Very cool project! How are you handling process isolation and scheduling in TacOS?

  • I use paging for virtual memory, which gives each process it's own address space. I have a round-robin scheduler connected to the PIT driver, so every 10ms the PIT fires an interrupt which triggers the scheduler, which selects the next task, saves the current state of the previous task, switches to the new address space, switches the stack, restores registers of the task, then uses the iretq instruction to switch to ring 3 user mode and jump to the instruction pointer.

    • Thanks for that explanation. I've been doing some low-level programming lately, and I'm getting interested on running stuff bare-metal. Every previous description of multitasking I've seen has been very hand-wavy.
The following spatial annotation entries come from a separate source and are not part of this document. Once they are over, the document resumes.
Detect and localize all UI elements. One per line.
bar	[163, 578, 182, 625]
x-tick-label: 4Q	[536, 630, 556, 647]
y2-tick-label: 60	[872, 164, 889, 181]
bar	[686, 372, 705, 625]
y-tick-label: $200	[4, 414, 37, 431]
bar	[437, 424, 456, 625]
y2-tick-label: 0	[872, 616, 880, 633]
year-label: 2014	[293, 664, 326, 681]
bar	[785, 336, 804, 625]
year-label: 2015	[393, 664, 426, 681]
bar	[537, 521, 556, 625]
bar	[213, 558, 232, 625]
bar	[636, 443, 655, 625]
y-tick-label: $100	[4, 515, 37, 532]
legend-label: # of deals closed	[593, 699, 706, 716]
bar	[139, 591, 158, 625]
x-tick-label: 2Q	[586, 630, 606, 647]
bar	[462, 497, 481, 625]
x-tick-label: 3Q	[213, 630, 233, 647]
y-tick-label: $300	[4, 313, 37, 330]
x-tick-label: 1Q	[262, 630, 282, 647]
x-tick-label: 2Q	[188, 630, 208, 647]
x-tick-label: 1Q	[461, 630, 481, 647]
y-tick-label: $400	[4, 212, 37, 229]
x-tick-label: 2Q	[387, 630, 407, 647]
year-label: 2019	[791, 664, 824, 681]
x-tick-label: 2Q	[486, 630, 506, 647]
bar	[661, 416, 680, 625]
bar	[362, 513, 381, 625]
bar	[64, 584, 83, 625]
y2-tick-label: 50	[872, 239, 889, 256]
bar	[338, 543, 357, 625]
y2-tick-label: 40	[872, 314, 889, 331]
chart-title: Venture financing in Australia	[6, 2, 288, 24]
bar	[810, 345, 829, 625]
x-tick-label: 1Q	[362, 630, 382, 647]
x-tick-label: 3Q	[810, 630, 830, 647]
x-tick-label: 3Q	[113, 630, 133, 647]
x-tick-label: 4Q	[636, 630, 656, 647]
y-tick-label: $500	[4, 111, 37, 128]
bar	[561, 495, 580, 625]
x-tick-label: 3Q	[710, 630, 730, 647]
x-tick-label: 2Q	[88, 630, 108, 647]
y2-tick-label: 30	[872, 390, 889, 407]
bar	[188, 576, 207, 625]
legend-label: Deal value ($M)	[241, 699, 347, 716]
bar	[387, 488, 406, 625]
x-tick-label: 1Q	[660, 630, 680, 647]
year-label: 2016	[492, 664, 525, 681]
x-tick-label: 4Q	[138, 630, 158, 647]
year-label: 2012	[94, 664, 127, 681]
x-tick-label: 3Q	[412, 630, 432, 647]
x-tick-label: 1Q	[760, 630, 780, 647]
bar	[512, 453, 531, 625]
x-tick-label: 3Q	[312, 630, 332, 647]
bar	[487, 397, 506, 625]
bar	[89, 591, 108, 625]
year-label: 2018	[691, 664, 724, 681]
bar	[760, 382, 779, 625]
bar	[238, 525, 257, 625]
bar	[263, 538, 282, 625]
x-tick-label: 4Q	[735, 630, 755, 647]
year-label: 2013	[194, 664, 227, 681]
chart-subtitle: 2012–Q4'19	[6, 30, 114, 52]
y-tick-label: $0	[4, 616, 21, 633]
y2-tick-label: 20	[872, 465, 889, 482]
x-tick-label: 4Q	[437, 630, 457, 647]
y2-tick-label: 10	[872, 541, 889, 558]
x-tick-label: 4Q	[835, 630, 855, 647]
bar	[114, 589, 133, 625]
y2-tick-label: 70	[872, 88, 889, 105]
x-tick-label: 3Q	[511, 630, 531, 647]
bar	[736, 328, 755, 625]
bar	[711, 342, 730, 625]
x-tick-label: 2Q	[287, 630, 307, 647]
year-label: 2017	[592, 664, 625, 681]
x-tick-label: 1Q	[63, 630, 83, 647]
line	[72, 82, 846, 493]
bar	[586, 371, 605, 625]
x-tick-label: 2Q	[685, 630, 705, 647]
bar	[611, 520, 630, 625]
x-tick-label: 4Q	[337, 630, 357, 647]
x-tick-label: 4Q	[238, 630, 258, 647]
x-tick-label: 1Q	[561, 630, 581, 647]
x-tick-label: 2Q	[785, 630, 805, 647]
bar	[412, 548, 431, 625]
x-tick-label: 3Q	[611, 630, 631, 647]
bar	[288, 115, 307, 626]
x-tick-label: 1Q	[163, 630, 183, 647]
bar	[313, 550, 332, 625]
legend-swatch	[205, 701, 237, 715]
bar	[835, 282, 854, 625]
From-scratch kernel straight to DOOM is some top-tier hacker cred stuff. You must be very happy with it running on real hardware. Very cool.

  • Yes, quite happy with real hardware. The kernel isn't exactly straight to Doom, it boots into a shell which you can just run Doom from, but yeah lol.

Dude, I'm impressed cause I don't the energy to build my own OS kernel!

But here's a wacky idea. Just set it up so that the OS only runs DOOM as default. Boots directly into Qemu and runs DOOM, nothing to select or change. Maybe something you could fold other games into so that they can run off a USB boot loader. Might be appealing to people who don't want to install or compromise their base setup.

  • I could probably do that. The init program, which is a userspace program called by the kernel which spawns everything else, currently enters the shell but it'd be quite simple to make it just boot into Doom immediately. It's still not quite stable enough for actual usage, but it is able to boot off a USB at the moment, yes.

Dude, getting Doom to run on your own kernel is epic - I gotta try building some wild stuff like this someday

  • Yeah definitely an achievement I'm happy with. I've got a bit of refactoring to do, ANSI parsing etc then I'd like to port more - perhaps even Vim (or another portable Vim-like editor called Dim)

    • Could you explain more about why you'd need to port things? If you have a libc, shouldn't it "just work"? Do you have to scatter #define or #ifdef all over? What about if you wanted to support Golang? Would you have to implement a bunch of syscall?